I loved my daily 9-5 with a passion, and I loved the people I worked with and the things that I did even more, but what I didn’t love was the time it took away from, and the rigid constraints it put on, my life.

The pandemic and its ensuing lockdowns I believe were a peculiar catalyst to my decision making. Don’t get me wrong, I am not saying that I enjoyed the restrictions. I missed my family and friends, and at times I felt stifled at home and anxious when the briefings came, BUT there were key parts of our new way of living that I didn’t mind.

For me, as hard as it was to navigate the weirdest time in our living history ever, I welcomed the slower pace of life, having nowhere to rush to, and having significantly more free time. When Covid caught me in the September of 2021 and again in February 2022 it was grim and unpleasant physically, but I recognised the benefits of having more time at home.

For the first time in my grown up working life, I had more control and autonomy over what I did and when. We were all forced to learn and manage working from home, and this in itself was a revelation to me. It was refreshing not to have to cram everything other than work into the forty-eight hours that comprised of Saturday and Sunday. Of course this was not everyone’s ideal; I didn’t have children at home that needed supervising or entertaining and if you were part of a family that had to forge your way through this then you will forever remain heroes!

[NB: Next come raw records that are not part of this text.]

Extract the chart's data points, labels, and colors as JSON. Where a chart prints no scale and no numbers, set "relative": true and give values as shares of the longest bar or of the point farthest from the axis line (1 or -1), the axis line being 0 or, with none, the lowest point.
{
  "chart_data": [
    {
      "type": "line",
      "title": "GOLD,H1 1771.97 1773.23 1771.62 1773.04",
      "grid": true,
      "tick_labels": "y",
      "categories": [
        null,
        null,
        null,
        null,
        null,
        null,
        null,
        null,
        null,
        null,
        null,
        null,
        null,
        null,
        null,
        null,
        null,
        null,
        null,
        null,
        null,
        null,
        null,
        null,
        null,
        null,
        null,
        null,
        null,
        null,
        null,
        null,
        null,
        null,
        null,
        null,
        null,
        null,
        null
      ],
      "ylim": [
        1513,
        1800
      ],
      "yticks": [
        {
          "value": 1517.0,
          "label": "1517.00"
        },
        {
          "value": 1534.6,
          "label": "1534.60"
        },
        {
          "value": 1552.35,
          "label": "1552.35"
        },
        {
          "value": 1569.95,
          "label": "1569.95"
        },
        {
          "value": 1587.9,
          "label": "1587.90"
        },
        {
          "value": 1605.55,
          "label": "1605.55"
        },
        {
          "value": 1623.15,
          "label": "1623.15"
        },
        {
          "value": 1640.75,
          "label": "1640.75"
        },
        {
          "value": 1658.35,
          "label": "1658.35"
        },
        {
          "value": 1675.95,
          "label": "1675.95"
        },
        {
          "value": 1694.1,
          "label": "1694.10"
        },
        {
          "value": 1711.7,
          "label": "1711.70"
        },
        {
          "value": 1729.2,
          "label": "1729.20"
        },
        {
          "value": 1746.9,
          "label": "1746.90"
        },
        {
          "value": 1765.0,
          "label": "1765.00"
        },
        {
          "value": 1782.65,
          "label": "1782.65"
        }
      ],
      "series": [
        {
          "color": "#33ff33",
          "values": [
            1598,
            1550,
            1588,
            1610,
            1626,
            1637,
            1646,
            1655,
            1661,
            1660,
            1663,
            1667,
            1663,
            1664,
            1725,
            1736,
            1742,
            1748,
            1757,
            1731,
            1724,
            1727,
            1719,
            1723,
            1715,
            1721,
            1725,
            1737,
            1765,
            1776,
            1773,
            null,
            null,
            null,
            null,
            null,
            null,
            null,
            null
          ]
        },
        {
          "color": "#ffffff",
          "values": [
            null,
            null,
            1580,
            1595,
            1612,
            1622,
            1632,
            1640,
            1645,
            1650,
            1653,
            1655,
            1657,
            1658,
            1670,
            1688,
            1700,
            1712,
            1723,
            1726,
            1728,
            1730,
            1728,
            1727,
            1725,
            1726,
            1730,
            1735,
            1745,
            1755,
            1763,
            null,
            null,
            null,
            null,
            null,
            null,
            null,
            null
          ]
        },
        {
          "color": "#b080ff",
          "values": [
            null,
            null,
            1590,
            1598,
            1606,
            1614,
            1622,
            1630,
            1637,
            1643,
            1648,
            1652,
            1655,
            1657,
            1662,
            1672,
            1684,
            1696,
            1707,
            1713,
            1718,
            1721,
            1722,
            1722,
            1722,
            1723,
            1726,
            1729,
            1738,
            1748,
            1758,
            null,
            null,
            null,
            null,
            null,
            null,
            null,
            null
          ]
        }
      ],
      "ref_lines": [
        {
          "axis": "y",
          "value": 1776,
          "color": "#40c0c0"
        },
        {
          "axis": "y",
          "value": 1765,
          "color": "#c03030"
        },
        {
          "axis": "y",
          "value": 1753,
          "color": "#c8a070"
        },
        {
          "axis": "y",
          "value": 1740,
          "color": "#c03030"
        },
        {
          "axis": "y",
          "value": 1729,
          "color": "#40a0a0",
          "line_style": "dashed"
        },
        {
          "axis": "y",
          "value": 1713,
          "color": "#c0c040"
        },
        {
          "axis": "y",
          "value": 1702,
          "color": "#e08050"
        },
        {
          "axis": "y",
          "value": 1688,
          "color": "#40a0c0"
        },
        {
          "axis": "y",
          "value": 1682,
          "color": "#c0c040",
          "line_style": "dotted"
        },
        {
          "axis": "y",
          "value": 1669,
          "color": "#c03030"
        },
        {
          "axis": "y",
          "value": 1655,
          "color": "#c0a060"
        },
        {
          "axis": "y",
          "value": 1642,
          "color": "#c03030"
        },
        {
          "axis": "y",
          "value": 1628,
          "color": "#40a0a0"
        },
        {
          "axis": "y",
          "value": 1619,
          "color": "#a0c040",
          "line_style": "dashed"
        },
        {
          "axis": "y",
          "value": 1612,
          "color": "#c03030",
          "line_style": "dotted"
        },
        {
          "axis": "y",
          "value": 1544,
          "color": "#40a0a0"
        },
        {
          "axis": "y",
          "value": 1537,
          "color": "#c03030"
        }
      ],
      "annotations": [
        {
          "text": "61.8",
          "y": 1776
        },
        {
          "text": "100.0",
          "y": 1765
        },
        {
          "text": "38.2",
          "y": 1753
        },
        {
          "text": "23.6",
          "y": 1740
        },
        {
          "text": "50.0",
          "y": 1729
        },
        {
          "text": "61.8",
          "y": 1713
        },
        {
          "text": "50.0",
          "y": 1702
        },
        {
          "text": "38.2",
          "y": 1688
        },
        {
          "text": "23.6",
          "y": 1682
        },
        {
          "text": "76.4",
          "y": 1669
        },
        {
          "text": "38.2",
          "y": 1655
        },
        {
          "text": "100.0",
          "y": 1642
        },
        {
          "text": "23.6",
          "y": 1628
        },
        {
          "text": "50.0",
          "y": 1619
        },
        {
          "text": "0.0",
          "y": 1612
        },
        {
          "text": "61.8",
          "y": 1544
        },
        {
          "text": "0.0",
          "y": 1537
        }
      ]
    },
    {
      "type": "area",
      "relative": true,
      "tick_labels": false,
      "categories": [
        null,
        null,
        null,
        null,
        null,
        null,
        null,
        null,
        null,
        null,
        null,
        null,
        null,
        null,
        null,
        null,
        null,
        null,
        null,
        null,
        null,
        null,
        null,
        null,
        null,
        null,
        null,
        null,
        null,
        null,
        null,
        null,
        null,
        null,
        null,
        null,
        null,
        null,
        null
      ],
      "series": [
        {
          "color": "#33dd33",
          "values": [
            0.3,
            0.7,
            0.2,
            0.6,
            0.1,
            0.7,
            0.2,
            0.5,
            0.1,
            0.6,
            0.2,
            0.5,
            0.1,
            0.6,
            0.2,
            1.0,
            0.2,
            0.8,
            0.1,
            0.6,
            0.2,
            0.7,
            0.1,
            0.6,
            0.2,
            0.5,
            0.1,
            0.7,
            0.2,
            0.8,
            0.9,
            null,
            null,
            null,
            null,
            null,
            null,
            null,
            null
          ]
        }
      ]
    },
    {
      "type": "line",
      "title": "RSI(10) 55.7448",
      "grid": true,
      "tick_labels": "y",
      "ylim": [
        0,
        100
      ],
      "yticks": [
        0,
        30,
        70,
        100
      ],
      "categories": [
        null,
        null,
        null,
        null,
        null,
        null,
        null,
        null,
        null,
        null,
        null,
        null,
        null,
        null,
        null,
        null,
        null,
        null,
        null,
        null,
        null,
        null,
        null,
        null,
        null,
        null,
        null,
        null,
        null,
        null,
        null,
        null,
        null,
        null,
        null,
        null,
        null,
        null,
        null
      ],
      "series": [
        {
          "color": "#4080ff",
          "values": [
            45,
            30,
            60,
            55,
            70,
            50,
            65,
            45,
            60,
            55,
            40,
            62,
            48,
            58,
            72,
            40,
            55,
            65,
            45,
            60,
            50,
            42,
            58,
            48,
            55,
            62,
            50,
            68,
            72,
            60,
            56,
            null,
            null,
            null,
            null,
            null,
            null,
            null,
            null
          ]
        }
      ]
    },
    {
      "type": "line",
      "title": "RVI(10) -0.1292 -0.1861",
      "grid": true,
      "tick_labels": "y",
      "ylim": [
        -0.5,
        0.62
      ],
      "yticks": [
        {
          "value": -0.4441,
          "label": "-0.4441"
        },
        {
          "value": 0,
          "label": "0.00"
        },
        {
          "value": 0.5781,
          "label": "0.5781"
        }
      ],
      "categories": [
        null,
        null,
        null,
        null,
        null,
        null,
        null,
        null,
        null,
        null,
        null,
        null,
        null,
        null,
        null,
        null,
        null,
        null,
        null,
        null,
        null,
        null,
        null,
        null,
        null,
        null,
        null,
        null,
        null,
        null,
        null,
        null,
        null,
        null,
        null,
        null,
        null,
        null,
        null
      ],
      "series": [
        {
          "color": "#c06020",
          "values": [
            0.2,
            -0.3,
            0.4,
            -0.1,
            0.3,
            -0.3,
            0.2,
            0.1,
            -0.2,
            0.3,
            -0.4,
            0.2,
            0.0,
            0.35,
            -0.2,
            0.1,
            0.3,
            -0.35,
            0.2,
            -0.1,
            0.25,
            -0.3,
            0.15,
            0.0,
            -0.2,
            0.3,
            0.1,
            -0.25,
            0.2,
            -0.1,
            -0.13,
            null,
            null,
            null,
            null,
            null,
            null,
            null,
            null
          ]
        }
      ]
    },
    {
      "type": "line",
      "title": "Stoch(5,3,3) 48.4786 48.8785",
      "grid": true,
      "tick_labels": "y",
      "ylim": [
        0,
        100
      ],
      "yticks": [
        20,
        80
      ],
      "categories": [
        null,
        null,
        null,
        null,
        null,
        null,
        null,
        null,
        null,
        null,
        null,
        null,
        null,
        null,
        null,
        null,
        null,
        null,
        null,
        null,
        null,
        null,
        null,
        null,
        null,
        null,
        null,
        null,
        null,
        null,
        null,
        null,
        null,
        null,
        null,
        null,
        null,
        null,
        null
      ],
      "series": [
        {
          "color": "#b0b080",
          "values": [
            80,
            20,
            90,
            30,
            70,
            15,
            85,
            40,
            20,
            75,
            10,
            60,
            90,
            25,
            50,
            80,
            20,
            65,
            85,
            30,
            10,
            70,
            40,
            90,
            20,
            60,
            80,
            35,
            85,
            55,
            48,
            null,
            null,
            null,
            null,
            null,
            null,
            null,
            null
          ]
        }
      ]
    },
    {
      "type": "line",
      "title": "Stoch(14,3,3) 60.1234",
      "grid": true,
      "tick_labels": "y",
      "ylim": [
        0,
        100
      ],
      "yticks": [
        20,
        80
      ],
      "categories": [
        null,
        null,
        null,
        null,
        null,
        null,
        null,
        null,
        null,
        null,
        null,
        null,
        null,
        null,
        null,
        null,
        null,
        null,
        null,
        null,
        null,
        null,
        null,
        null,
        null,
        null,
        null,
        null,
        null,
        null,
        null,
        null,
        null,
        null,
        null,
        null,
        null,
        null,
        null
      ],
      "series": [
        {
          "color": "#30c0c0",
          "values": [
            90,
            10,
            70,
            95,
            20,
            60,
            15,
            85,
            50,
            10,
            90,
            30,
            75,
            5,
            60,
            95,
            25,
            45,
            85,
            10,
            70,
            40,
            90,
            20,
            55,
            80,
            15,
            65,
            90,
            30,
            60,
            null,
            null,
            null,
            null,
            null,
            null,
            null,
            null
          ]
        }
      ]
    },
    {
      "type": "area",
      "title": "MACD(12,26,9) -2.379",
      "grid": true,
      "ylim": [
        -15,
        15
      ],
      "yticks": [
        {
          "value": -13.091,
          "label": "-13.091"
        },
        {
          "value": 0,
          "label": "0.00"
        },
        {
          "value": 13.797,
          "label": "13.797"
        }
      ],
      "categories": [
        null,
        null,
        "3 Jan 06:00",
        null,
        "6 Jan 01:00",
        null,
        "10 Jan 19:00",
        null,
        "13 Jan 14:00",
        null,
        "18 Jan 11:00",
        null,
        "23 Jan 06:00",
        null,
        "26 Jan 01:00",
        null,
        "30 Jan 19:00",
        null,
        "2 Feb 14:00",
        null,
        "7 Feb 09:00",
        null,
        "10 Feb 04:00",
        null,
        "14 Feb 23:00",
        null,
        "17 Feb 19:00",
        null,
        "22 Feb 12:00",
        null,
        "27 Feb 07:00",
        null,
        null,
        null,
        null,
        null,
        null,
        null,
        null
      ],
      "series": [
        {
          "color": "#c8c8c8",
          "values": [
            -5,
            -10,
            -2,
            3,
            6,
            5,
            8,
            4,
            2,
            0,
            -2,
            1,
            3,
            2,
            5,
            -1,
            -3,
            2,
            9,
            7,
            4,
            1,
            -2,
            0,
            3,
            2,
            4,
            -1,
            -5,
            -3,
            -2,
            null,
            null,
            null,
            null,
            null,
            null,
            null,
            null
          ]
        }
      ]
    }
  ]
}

So I did it-I took the leap and the sky did not fall down (although the bank balance did -a little). After about a month of going solo, I started to get comments: ‘Have you been abroad? ‘You look so well!’ too many comments for them to be just polite compliments and small talk. What was the difference then because I hadn’t been abroad, I hadn’t even been away in the UK, in fact I had probably been doing more ‘work-work’ than before. The difference being-I had time to breathe, to do things during the day-in the daylight hours, at my own pace. If my wonky brain woke me up frazzled and in a tizzy, I was able to take my time starting my working day and adapt it accordingly. These things were the difference.

This is not an article to preach to the world about jacking in the 9-5 and living freely. And there is absolutely nothing wrong in needing to stick to the security of paid employment. It is only now at this particular point in my life that I am able to take this opportunity. I could not have made this work previously.

This is an article about perhaps being open and curious to the possibilities of doing things differently, of wondering ‘What if?’ and ‘Can I?’ and after over a year of wondering those things-I am glad that I did.